Distance function to a set

d_Ω(x)=inf{||x−w||: w∈Ω} in a normed space

Distance function to a set

Let $(X,\|\cdot\|)$ be a normed vector space and let $\Omega\subset X$ be nonempty. The distance function to $\Omega$ is the real-valued map $d_\Omega:X\to[0,\infty)$ defined by

d_\Omega(x):=\inf\{\|x-w\|: w\in \Omega\}.

Context. Distance functions quantify constraint violation and are fundamental in projection methods and variational analysis.

Basic properties.

$d_\Omega(x)=0$ iff $x$ belongs to $\overline{\Omega}$ .
$d_\Omega$ is 1-Lipschitz: $|d_\Omega(x)-d_\Omega(y)|\le \|x-y\|$ .

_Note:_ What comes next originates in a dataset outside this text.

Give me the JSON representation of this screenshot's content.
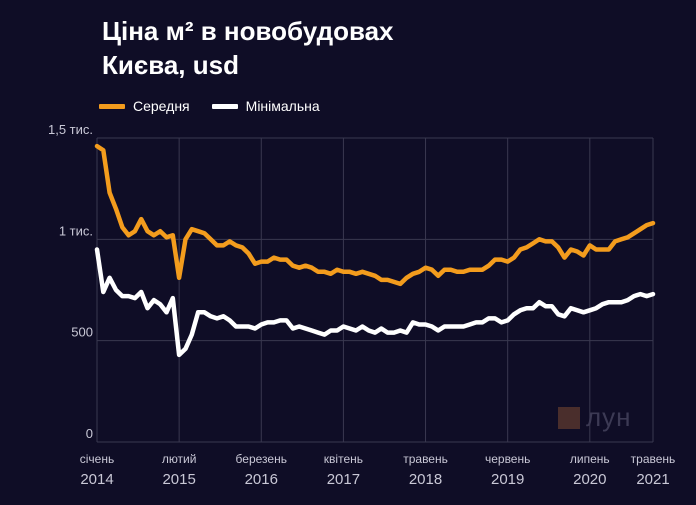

Convexity. If $\Omega$ is convex , then $d_\Omega$ is convex. Conversely, if $\Omega$ is closed and $d_\Omega$ is convex, then $\Omega$ is convex (standard exercise-level fact).

Examples:

If $\Omega=\{0\}$ , then $d_\Omega(x)=\|x\|$ .
If $\Omega$ is a closed ball, $d_\Omega(x)$ is the excess of $\|x-x_0\|$ over the radius, truncated below by 0.